A union that represents utility workers at companies including PG&E honored CPUC president Michael Peevey for his commitment to safety at the state capitol Monday night. Peevey is scheduled to vote later this year on the size and details of the penalty for PG&E’s role in the San Bruno pipeline explosion in Sept. 2010.
The invitation to the event put on the by the Coalition of California Utilities Employees (CCUE) stated: “A special presentation will be made to Michael Peevey, president of the California Public Utilities Commission in recognition of his dedicated public service and his tireless work on system reliability and safety.”
An award for Peevey’s service and dedication to safety doesn’t sit well with San Bruno resident Rene Morales. Her daughter Jessica was one of the eight people killed in the San Bruno explosion.
“I find it appalling that he is going to be receiving an award for anything related to safety,” Morales said the morning of the legislative reception honoring Peevey. “He is getting an award for something he has no understanding of.”
In fact, a confidential internal CPUC document first uncovered by the Investigative Unit in April exposed that some high-ranking staff members questioned the agency’s commitment to safety under Peevey. It includes claims that the CPUC does not make safety a priority and accusations of an overly cozy relationship with regulated utilities.
NBC Bay Area’s Investigative Unit questioned Peevey about his decision to accept the award at the capitol on Monday evening. When asked if he thinks it is appropriate to receive an honor for safety before deciding on PG&E’s penalty for San Bruno, Peevey told Chief Investigative Reporter Tony Kovaleski, “This is the electrical workers union. They invited me. They chose to honor me. I am more than pleased to be with them. That’s all I have to say to you.”
When asked if he could tell the people of San Bruno what he has done in the name of safety Peevey responded, “the record is pretty clear,” but offered no additional details.
In a room filled with lobbyists, lawmakers and several PG&E employees, CCUE lobbyist Scott Wetch made a short speech about Peevey’s dedication to California’s utility employees and presented him with a silver hardhat.
Peevey thanked Wetch for the award and tried on the hardhat, commenting, “It’s a little big. I have a big head.”

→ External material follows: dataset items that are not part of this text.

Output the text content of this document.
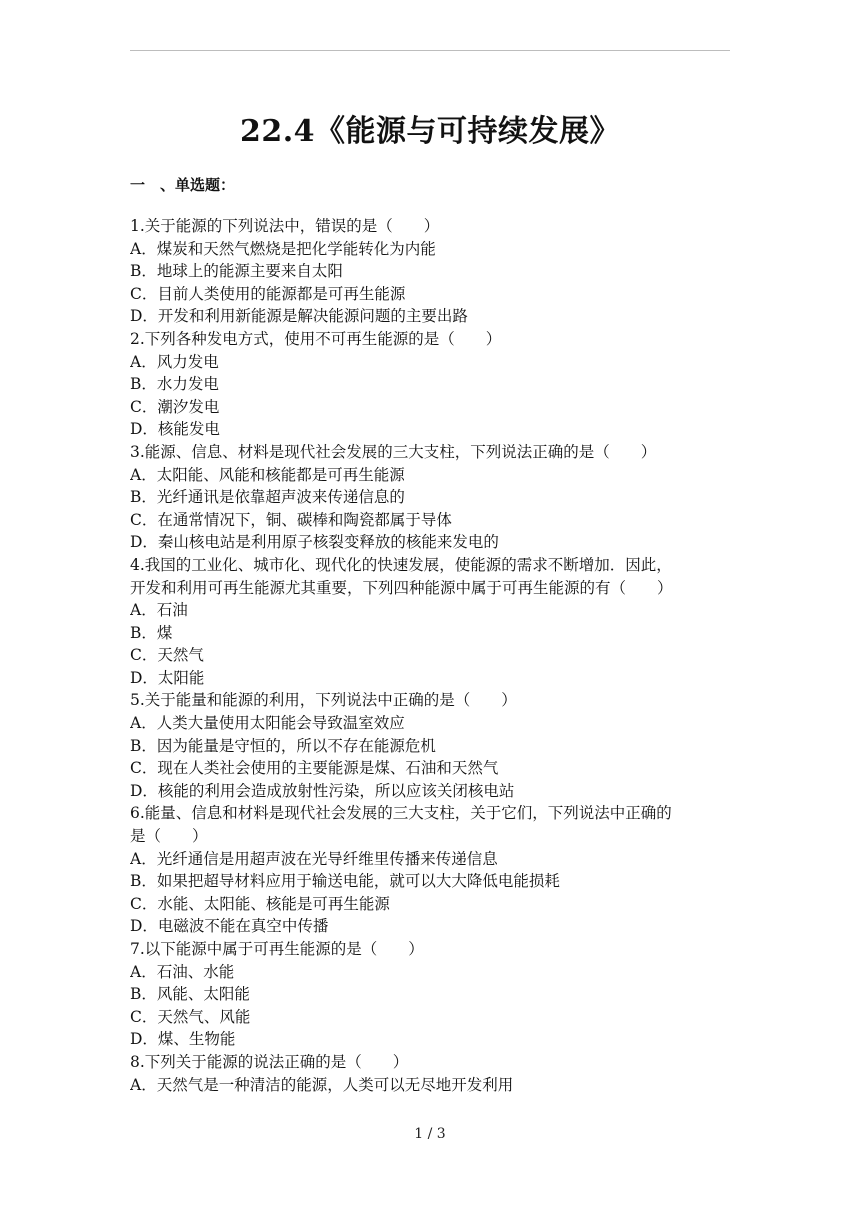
22.4《能源与可持续发展》
一　、单选题：
1.关于能源的下列说法中，错误的是（　　）
A．煤炭和天然气燃烧是把化学能转化为内能
B．地球上的能源主要来自太阳
C．目前人类使用的能源都是可再生能源
D．开发和利用新能源是解决能源问题的主要出路
2.下列各种发电方式，使用不可再生能源的是（　　）
A．风力发电
B．水力发电
C．潮汐发电
D．核能发电
3.能源、信息、材料是现代社会发展的三大支柱，下列说法正确的是（　　）
A．太阳能、风能和核能都是可再生能源
B．光纤通讯是依靠超声波来传递信息的
C．在通常情况下，铜、碳棒和陶瓷都属于导体
D．秦山核电站是利用原子核裂变释放的核能来发电的
4.我国的工业化、城市化、现代化的快速发展，使能源的需求不断增加．因此，
开发和利用可再生能源尤其重要，下列四种能源中属于可再生能源的有（　　）
A．石油
B．煤
C．天然气
D．太阳能
5.关于能量和能源的利用，下列说法中正确的是（　　）
A．人类大量使用太阳能会导致温室效应
B．因为能量是守恒的，所以不存在能源危机
C．现在人类社会使用的主要能源是煤、石油和天然气
D．核能的利用会造成放射性污染，所以应该关闭核电站
6.能量、信息和材料是现代社会发展的三大支柱，关于它们，下列说法中正确的
是（　　）
A．光纤通信是用超声波在光导纤维里传播来传递信息
B．如果把超导材料应用于输送电能，就可以大大降低电能损耗
C．水能、太阳能、核能是可再生能源
D．电磁波不能在真空中传播
7.以下能源中属于可再生能源的是（　　）
A．石油、水能
B．风能、太阳能
C．天然气、风能
D．煤、生物能
8.下列关于能源的说法正确的是（　　）
A．天然气是一种清洁的能源，人类可以无尽地开发利用
1 / 3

Later that night NBC Bay Area asked Wetch if the award compromised Peevey’s objectivity in his oversight role with PG&E.
“I don’t believe so,” he said, denying that the union is trying to buy influence by honoring him. Wetch also said that his union has supported a significant penalty for PG&E and shot down any notion that it is inappropriate for Peevey to have accepted an award for safety in the shadow of the San Bruno explosion.
“This is a slap in the face,” Morales said. “This is humiliation for the death of my daughter who died in San Bruno that day. [Peevey] is the president of California Public Utilities Commission and in general, he hasn’t taken that responsibility seriously. And it hurts; breaks my heart to know that he is going to be recognized for safety.”
Following the reception Peevey was escorted out a side door, apparently trying to avoid NBC Bay Area’s cameras and questions. He turned back only once to address Kovaleski saying, “I find you extremely insulting.”
This interaction comes a month after the Investigative Unit questioned Peevey in Napa. The CPUC president opted to keep a prior commitment at an exclusive winery instead of answering questions from senators in Sacramento.